A Little History: Tar from natural oil seeps in the Summerland area was long used as a sealant, both by the native Chumash peoples and by the Spanish builders of the Mission Santa Barbara, who used it as waterproofing for the roof. In 1883, Spiritualist and real estate speculator H.L. Williams founded the town of Summerland. He named it as an advertisement for the excellent weather, and in 1888 divided his land tract, on a moderately sloping hill facing the ocean, into numerous parcels. He promoted the tiny lots 25 x 60 to fellow spiritualists, who bought them in quantity and moved to the area. The houses they built included bizarre architectural features such as doors which opened to walls, and stairways ascending to nowhere. The spiritual center of the town was a community séance room, demolished only when Highway 101 was put through in the 1950s.[1]
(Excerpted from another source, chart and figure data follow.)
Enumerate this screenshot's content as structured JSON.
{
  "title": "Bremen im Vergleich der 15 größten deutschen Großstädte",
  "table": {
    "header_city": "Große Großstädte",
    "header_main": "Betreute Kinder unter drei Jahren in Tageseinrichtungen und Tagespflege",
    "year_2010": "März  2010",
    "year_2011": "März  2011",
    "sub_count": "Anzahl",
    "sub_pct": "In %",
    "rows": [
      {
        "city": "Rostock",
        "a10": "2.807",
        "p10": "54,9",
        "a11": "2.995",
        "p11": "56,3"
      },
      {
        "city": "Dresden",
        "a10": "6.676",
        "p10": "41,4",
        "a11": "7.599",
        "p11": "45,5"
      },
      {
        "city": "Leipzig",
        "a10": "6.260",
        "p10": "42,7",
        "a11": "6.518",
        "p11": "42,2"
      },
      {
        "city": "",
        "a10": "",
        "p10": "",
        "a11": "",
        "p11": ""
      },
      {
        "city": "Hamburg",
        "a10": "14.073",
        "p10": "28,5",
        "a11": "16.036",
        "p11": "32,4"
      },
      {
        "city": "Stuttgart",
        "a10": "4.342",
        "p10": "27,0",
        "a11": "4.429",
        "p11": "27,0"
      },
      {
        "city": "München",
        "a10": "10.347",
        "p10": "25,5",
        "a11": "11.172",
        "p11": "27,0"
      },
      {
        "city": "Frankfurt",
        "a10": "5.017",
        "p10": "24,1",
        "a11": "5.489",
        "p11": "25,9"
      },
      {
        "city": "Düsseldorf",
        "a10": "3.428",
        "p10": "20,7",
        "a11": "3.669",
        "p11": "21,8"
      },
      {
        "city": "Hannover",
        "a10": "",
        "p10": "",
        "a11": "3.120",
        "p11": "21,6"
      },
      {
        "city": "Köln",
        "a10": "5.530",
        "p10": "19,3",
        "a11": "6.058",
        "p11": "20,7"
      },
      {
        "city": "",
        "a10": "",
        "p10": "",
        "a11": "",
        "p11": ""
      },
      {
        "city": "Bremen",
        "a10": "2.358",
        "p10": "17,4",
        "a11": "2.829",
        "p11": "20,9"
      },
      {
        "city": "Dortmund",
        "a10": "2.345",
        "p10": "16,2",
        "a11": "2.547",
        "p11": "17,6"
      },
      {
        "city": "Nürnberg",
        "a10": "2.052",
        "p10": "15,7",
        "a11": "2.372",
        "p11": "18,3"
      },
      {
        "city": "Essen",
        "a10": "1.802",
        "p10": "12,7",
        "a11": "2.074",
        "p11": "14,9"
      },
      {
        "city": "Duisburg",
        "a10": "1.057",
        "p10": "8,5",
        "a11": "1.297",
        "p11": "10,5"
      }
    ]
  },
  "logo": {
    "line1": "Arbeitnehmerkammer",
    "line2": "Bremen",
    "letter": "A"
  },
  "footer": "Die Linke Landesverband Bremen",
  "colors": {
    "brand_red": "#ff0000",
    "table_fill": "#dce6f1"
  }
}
In the 1890s, oil development began in the coastal area of Summerland, at the Summerland Oil Field. Numerous wooden oil derricks sprouted on the beach, and on piers stretching into the ocean, as seen in the photograph. The world's first offshore oil well, drilled into the sea floor, was at this location. Production at this beach area peaked before 1910, although most of the rigs remained into the 1920s.[2] Peak production from the onshore portion of the Summerland Field did not actually occur until 1930; the last oil was pumped from the nearshore region in 1940.[3] In 1957, Standard Oil Co. of California (now Chevron) found the large Summerland Offshore Oil Field, several miles offshore, which is still in production.[4]
In January 1969, a blowout at this field produced the infamous Santa Barbara Oil Spill, a formative event for the modern environmental movement.